Over a billion NHS prescription items are issued in England each year a cost of over £9 billion.
Many of these prescriptions are for medications to manage long-term health conditions (e.g. diabetes, heart disease). Currently they are issued through the ‘repeat prescribing’ system. This allows patients to request further supplies without a doctor’s appointment.
However, a new study has suggested that prescriptions longer than 28 days could be better for patients.
Leading researcher Dr. King said:
Given our study results, CCGs and local NHS may wish to reconsider current recommendations for 28-day prescription lengths for patients with stable chronic conditions.
The study found that patients with 120-day prescriptions were more likely to take their medicine consistently.
Longer prescriptions would also reduce costs in GP admin workload and pharmacy dispensing. It would also reduce costs to the patient.
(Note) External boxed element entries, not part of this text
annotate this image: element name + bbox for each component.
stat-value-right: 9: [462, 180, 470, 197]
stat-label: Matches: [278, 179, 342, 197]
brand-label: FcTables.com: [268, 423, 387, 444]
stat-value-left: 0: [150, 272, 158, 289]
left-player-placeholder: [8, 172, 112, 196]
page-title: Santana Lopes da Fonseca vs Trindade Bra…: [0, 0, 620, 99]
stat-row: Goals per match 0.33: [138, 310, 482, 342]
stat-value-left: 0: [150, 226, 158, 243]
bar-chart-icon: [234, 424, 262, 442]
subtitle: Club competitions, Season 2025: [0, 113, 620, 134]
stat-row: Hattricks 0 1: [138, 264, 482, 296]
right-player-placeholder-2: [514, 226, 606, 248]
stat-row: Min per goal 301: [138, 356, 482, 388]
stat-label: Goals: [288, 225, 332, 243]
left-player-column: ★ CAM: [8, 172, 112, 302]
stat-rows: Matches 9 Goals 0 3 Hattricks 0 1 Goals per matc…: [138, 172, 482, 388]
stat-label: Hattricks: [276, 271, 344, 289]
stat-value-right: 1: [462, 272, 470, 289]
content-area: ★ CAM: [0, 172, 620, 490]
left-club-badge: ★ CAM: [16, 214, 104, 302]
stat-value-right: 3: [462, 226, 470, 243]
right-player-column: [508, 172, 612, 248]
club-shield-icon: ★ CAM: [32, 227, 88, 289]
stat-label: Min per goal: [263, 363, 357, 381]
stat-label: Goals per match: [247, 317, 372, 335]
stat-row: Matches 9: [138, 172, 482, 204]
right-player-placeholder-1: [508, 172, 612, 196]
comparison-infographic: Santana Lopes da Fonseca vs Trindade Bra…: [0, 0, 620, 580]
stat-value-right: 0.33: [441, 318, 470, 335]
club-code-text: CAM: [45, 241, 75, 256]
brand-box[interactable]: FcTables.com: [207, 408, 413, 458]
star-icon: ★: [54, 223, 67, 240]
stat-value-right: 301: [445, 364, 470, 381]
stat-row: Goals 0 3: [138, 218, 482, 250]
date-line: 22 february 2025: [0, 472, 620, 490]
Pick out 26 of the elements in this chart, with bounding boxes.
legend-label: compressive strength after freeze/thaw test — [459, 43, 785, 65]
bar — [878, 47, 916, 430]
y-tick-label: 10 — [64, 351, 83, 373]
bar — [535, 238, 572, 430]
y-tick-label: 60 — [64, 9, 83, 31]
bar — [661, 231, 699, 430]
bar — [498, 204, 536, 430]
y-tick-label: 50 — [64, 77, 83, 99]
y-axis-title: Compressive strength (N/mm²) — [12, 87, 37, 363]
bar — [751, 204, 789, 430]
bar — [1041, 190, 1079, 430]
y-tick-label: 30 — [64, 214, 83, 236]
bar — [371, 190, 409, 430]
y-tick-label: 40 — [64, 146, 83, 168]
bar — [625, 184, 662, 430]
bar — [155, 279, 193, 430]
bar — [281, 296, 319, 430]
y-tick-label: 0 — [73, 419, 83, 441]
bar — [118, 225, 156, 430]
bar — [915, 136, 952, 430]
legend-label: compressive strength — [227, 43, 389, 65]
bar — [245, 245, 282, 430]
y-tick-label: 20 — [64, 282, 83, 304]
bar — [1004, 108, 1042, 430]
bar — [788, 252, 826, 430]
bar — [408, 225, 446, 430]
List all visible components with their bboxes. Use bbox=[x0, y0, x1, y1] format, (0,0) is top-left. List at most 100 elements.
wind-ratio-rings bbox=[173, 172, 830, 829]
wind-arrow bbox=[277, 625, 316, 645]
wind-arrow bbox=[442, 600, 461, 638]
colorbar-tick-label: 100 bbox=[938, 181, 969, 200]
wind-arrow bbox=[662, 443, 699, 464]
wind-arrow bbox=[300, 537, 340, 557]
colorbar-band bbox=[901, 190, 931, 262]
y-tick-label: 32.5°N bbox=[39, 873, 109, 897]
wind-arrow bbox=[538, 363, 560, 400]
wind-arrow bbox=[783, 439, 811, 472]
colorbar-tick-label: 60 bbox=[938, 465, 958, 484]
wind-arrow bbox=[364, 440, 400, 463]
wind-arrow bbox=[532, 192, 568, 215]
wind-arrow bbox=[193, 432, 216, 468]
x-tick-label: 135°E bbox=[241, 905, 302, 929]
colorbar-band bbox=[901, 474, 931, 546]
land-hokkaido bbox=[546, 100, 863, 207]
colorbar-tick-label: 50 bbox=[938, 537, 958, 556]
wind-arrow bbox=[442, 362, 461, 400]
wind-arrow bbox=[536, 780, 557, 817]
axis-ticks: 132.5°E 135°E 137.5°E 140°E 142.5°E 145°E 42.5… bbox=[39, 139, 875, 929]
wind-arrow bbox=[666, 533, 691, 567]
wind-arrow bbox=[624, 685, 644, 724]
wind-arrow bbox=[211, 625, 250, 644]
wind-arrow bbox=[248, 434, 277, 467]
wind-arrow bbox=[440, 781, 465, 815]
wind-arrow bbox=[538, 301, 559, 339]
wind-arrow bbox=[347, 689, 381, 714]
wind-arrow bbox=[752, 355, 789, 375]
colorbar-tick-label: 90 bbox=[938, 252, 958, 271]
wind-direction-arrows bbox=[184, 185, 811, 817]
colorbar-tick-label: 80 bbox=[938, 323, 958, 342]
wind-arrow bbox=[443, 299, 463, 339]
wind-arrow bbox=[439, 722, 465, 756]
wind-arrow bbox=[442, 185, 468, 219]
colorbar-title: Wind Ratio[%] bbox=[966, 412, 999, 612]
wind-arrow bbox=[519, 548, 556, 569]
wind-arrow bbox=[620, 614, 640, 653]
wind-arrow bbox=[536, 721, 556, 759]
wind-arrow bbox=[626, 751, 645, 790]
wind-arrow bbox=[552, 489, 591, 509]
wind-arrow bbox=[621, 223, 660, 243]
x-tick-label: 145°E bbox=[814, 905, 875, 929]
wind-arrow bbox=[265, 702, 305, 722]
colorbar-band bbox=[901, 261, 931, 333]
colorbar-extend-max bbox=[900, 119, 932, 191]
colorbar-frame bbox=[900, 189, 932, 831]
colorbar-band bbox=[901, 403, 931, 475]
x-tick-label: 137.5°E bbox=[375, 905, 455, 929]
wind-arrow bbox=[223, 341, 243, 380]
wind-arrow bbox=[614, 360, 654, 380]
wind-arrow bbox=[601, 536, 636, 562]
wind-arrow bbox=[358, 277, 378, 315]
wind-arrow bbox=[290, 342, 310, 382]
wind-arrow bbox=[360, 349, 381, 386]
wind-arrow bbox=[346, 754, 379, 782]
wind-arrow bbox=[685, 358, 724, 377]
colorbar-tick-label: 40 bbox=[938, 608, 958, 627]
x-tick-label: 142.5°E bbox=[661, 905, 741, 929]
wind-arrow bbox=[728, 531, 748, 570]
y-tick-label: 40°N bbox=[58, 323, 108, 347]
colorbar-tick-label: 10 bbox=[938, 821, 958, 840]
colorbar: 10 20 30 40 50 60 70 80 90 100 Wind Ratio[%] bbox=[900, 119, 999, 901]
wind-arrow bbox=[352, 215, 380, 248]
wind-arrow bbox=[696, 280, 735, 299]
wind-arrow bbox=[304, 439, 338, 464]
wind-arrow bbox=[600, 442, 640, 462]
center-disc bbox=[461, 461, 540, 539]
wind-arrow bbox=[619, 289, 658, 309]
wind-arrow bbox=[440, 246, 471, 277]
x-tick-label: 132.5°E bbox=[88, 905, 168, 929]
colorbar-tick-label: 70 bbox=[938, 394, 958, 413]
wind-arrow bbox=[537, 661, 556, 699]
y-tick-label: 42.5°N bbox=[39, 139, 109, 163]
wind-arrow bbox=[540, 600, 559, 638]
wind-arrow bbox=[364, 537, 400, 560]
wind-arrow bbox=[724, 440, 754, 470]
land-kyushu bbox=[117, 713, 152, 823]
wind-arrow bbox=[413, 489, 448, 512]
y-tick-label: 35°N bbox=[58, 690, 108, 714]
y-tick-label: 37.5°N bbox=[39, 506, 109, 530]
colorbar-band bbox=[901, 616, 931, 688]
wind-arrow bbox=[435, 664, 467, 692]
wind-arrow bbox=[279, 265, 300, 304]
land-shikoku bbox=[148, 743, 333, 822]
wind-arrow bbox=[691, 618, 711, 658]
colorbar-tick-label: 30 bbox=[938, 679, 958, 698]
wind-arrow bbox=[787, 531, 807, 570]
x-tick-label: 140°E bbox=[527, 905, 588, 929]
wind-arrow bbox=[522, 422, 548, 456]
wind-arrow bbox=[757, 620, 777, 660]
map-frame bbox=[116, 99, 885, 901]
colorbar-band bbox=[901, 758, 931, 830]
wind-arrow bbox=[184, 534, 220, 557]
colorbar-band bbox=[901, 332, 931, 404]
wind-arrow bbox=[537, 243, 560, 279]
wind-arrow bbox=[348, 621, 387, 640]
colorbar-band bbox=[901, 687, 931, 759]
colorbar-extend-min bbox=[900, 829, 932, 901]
Dt Ruprt Payne, another of the study’s authors said:
This has been a contentious issue for many years. Our research shows that the current recommendations to issue shorter prescriptions have been based on a lack of sound scientific evidence.
There is the potential for longer prescriptions to lead to important benefits, by improving patients’ adherence and thus the effectiveness of the drugs, lessening workload for health care professionals, and reducing inconvenience and costs to patients.
Would you benefit from longer prescriptions? What do you think of these results?